Consolidation is not a bad thing to consider; we must look at how it affects the customers. Consolidation is most likely to continue to happen. At an increasing rate, the healthcare industry consolidates how hospitals get closer to achieving their sustainable goals. Typically emphasizing cost and better-coordinated care is an advantage of mergers and acquisitions dominating the market with resolution (Hemphill, 2017).
Today’s community hospitals and health system is striving for the long-term concerning their administrators.
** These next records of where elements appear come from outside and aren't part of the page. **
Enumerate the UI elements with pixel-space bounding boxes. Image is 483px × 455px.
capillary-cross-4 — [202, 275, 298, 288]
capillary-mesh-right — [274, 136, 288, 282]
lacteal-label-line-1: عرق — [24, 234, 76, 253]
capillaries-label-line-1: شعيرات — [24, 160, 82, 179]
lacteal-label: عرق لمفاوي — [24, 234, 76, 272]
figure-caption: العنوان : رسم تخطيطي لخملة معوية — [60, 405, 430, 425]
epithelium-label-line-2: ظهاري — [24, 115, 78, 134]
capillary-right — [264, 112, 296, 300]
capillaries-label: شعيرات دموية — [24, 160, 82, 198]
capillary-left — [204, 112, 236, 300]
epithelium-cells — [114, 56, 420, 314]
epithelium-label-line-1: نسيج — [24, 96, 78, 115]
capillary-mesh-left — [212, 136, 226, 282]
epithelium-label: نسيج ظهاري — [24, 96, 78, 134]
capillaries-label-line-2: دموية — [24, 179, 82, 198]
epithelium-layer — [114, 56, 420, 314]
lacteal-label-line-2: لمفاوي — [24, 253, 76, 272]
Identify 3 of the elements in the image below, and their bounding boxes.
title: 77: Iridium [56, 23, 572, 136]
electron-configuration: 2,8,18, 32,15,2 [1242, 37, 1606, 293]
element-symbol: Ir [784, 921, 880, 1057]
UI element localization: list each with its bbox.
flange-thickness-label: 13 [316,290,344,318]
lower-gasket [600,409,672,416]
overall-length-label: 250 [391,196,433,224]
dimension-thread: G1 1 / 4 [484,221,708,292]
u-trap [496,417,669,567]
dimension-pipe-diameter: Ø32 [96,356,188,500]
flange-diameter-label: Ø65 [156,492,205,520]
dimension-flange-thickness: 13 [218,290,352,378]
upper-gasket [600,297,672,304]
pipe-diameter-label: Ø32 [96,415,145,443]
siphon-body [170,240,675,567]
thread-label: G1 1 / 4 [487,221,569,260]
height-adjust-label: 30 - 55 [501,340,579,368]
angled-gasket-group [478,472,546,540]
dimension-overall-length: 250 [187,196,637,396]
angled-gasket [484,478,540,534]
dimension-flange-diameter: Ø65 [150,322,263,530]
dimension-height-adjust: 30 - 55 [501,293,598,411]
The benefits of the healthcare sector are a once-in-a-lifetime chance to make choices, but it may not benefit each firm. The ultimate objective of integrating the care delivery system can play out in the upcoming years as providers enhance the quality and efficiency of care by cutting costs.
To improve and save money, unification will allow providers to do this. Integrating a rehabilitation center into a healthcare system can provide necessary care while the patients are still in the hospital. This will help the patient to recover quicker if physical therapy is needed after their hospital visit (Gaynor, M., 1999). An integrated pharmacy partner and the insurance around the medication or medical equipment could complete an image of everything, facilitating payment.
Consolidation is not always good for patients. Reducing competition in healthcare system networking could result in fewer treatment options in some areas. Saving costs to the patient in the hospital rarely passes. Consolidation may increase hospital service prices if the system develops a regional monopoly (Vogt & Town, 2006). When doctors are concentrated in one system, the hospital would likely request supplemental payment for services.